Agee creates a world of mothers, fathers, children, all placed within a safe neighborhood of well kept houses and hearty meals made by aproned women in sparkling clean kitchens.  It is inviting to the reader and one where we dredge up our own memories to relate.  Oddly, though I remember our large kitchen in the apartment upstairs in my grandfather’s house, and the red tiles on the floor, the rocker in the corner where my dad read us Golden Book stories while we laid our head on his chest; I don’t remember the table.

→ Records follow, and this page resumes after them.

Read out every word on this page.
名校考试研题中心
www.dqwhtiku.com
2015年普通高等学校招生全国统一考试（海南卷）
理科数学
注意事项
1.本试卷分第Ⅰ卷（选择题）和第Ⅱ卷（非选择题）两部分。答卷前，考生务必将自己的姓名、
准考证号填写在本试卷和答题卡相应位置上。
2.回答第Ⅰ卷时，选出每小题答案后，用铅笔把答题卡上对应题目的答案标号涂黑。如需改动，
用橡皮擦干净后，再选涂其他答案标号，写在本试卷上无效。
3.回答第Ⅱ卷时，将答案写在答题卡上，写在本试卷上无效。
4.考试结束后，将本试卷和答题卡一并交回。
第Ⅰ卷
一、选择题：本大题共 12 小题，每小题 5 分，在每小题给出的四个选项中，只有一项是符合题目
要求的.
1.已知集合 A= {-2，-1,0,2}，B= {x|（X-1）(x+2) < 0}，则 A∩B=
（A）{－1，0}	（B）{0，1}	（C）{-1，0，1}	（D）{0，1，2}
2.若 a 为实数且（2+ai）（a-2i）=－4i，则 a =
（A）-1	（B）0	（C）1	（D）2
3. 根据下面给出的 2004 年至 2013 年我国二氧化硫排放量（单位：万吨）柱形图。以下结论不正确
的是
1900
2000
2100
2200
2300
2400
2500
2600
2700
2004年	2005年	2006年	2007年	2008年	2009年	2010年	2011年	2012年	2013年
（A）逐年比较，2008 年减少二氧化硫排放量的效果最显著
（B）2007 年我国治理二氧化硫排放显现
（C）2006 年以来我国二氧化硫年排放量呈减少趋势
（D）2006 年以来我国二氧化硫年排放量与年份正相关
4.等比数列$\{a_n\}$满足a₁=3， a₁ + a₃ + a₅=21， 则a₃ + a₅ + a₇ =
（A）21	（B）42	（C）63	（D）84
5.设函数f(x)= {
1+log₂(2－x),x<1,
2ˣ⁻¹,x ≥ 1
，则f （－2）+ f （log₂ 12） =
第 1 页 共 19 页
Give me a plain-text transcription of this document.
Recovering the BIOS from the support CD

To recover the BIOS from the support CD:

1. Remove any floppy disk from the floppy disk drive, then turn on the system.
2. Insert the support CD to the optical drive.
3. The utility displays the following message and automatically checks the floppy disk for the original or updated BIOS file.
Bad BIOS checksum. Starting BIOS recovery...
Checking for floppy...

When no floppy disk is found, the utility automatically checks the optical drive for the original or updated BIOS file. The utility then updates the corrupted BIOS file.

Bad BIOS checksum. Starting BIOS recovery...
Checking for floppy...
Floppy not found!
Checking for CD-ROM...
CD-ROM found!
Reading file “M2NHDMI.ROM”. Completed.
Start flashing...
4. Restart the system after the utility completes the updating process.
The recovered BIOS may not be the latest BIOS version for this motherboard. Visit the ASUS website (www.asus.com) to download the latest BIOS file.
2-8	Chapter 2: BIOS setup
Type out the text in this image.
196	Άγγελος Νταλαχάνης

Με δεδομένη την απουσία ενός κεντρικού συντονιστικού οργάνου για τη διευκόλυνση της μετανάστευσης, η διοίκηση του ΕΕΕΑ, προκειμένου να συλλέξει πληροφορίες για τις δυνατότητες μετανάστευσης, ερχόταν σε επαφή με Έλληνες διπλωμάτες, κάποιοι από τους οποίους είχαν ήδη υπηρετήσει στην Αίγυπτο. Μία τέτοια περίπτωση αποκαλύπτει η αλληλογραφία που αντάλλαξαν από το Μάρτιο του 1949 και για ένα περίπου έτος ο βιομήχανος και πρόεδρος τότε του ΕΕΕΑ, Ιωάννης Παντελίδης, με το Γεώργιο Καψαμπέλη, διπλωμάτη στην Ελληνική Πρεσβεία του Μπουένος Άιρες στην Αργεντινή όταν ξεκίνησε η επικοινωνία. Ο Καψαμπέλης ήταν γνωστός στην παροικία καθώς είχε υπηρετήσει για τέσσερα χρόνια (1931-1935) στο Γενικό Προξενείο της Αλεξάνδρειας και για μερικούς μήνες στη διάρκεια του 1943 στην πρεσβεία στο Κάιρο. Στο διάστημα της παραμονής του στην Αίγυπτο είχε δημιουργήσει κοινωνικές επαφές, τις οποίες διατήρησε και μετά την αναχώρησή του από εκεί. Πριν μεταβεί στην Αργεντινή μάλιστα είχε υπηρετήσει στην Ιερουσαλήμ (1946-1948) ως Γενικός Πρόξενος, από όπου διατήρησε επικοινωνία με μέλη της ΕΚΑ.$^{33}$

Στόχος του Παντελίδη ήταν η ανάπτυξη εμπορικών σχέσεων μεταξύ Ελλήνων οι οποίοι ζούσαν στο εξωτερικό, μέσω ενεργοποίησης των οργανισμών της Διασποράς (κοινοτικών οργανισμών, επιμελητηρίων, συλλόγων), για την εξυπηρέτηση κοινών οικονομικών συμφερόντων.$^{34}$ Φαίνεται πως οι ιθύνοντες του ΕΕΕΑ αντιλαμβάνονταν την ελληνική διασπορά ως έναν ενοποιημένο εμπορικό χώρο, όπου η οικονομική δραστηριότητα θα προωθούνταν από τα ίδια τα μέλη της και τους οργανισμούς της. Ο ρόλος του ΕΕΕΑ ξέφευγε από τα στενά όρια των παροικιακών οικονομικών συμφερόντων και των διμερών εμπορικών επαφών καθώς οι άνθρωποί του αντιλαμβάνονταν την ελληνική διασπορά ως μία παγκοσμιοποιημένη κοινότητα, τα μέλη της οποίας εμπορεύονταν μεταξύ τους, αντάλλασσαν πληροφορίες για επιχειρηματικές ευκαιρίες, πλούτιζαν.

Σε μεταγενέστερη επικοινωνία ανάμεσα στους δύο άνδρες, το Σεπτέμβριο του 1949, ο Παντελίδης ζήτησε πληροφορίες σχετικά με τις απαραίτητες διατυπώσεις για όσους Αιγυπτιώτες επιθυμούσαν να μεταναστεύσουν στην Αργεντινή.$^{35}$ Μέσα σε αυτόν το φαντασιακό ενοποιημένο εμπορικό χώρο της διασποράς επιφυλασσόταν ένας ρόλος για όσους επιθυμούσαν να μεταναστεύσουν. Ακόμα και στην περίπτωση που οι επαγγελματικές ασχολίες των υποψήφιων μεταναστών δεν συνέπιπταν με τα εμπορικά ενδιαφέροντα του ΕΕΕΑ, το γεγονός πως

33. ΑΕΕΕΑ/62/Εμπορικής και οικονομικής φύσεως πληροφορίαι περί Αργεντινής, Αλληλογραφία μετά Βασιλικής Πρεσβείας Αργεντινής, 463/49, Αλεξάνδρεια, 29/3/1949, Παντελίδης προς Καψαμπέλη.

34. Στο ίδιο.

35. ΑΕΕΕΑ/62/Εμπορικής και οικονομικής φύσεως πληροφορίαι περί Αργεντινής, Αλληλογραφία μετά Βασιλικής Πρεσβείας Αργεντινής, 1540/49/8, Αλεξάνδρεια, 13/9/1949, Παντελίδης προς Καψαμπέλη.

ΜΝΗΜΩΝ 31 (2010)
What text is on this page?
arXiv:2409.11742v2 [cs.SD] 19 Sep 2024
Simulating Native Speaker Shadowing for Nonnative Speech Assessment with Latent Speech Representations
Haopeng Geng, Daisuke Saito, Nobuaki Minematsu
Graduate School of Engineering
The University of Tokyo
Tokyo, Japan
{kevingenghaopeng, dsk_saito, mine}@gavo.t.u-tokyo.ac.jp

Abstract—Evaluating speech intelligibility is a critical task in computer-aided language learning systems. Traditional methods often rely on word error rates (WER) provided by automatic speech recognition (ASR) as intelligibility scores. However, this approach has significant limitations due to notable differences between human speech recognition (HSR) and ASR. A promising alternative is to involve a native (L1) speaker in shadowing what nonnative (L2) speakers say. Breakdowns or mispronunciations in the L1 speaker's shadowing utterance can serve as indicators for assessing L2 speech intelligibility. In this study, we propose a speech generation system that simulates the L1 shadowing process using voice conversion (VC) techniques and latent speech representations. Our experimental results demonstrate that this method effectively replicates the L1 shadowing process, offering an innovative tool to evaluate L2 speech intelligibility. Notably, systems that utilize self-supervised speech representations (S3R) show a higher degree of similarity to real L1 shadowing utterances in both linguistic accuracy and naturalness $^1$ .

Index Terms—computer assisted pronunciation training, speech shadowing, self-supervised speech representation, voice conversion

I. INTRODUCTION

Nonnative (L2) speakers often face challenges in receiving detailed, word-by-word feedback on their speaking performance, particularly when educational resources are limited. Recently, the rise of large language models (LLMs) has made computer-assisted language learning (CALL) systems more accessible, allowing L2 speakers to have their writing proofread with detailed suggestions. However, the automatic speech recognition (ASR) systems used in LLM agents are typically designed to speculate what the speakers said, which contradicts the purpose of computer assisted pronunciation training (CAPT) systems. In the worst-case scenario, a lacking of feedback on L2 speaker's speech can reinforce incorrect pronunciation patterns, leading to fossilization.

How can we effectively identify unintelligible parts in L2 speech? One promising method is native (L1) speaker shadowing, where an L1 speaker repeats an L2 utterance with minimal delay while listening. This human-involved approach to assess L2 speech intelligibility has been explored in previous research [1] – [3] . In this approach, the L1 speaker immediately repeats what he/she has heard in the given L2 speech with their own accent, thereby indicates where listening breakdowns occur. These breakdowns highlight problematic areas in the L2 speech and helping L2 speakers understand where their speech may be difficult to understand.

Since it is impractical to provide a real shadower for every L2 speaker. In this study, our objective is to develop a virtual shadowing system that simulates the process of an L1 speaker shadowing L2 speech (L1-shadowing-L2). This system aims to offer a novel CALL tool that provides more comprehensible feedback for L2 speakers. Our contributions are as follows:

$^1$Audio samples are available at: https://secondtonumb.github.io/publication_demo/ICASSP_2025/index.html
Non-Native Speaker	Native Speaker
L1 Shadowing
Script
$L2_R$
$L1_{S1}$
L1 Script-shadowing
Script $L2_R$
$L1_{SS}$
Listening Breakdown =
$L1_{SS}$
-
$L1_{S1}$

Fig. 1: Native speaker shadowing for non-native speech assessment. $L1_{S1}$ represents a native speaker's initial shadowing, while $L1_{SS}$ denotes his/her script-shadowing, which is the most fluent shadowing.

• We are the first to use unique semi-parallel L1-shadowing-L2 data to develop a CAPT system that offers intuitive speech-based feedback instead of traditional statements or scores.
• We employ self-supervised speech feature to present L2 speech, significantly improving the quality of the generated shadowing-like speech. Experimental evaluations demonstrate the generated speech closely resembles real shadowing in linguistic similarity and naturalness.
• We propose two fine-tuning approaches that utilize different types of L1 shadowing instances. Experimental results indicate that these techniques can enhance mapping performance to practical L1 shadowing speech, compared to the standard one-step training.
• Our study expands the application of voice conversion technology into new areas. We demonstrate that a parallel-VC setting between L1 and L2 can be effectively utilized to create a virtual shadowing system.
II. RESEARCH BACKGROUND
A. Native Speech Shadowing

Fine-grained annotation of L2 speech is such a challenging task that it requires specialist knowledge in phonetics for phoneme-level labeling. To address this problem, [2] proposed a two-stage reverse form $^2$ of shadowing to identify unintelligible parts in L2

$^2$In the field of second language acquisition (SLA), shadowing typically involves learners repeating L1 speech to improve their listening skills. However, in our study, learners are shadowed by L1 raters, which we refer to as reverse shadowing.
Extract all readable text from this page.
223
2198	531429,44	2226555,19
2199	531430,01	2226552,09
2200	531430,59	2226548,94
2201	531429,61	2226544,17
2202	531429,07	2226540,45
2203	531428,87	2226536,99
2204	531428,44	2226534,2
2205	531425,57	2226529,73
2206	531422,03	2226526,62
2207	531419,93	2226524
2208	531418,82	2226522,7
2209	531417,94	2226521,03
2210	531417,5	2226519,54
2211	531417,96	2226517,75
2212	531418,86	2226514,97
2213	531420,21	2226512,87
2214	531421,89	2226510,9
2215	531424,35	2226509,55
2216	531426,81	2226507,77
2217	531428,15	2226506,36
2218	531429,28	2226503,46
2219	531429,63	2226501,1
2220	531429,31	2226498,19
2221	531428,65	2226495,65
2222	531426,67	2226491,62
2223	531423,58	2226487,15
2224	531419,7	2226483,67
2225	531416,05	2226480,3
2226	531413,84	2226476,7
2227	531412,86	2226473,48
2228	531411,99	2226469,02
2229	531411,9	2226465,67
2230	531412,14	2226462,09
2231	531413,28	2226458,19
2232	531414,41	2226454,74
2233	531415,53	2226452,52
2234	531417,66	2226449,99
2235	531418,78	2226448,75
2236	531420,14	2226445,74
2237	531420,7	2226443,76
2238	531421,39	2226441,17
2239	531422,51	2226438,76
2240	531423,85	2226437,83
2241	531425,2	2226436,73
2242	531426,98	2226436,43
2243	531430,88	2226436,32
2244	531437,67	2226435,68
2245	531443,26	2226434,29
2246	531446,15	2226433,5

LITERATURE: Up Next – A Death In the Family

Thursday, October 18th, 2007


Death in the FamilyI just pulled it out to make room for putting back Flatland, but this novel by James Agee certainly appeals as a down-to-earth, exciting reality story, judging by the back cover:

"There’s nothing quite like the excitement of coming upon a book and suddenly having it explode at you and fill you with wonder.  Such a book is A Death in the Family." — Saturday Review

I’m afraid I’m burying myself in reading lately, avoiding issues that need be faced and dealt with eventually. 

But then, there’s a couple of hundred books on the shelves that need to be read.